The state announced today that Old Lyme and East Lyme will receive Small Town Economic Assistance Program grants to renovate the boathouse at Hains Park on Rogers Lake and to rebuild part of the Niantic Bay Boardwalk, respectively.

The state also announced that Bolton, Branford, Burlington, Chaplin, Columbia, Durham, Granby, Kent, Marlborough, North Haven, Trumbull, and Union will also receive STEAP grants. Announcements for additional towns to receive grants under the program are forthcoming.

Old Lyme received a $478,000 grant to improve the boathouse at Hains Park on Rogers Lake. The grant will enable to the town to make the boathouse accessible according to the Americans with Disabilities Act, with bathrooms, showers, a workout room and a space to maintain and repair equipment, the news release stated. The boathouse stores crew racing shells and equipment for the Lyme-Old Lyme school district’s rowing programs and for community rowing clubs.

“This is great news for the Town of Old Lyme. The STEAP grant will allow us to renovate and expand the much used Boathouse at Rogers Lake Trail,” Old Lyme First Selectman Bonnie Reemsnyder said in a statement. “This impacts so many people in our town and will create jobs as we proceed to get the work done."

“The planned upgrade for this facility serves two purposes: a refurbished boathouse will accommodate more seasonal boaters and perhaps even extend the season to allow lake access for ‘leaf peepers’ to admire fall foliage,” state Sen. Andrea Stillman, D-Waterford, said in a statement. “Beyond that, the boathouse is the year ‘round home to the Old Lyme Rowing Association, which in turn helps keep the high school rowing team afloat, so this investment will serve that group as well.”

East Lyme received a $500,000 grant to repair Niantic boardwalk damage from Tropical Storm Irene, upgrading it to a “design that can handle a 100-year storm” and “re-establish coastal access,” according to the release.

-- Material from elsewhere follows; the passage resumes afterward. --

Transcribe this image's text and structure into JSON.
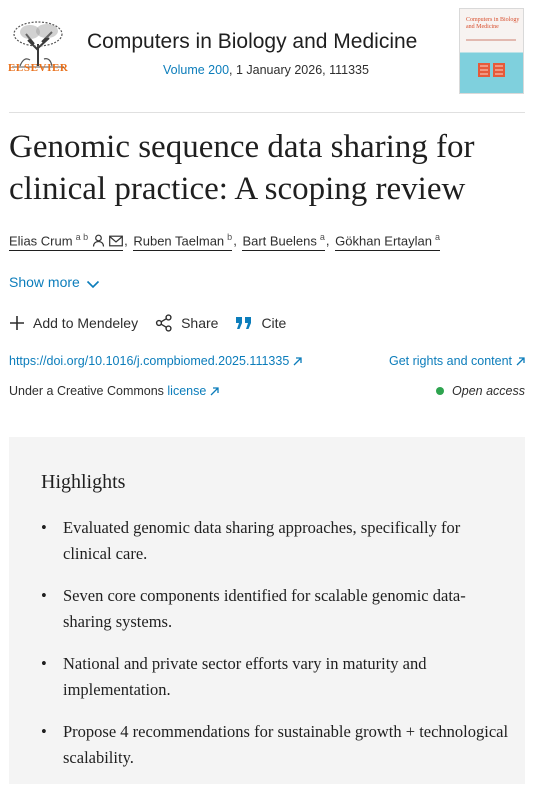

Amtrak rebuilt 2,580 feet of the overall boardwalk to the “100-year design” during its rail realignment, the release stated.

“Funding ... will revitalize what is a major tourist attraction during the summer season and a favorite year 'round destination for residents of the region, which in turn will provide a boost to the local economy and its hospitality dependent businesses,” Stillman said.

“I would like to thank Governor Malloy and the administration for recognizing the significance of the boardwalk as an integral part of the ongoing revitalization of downtown Niantic, and for providing the funding for this important aspect of the project,” state Rep. Ed Jutila, D-East Lyme, said in a statement.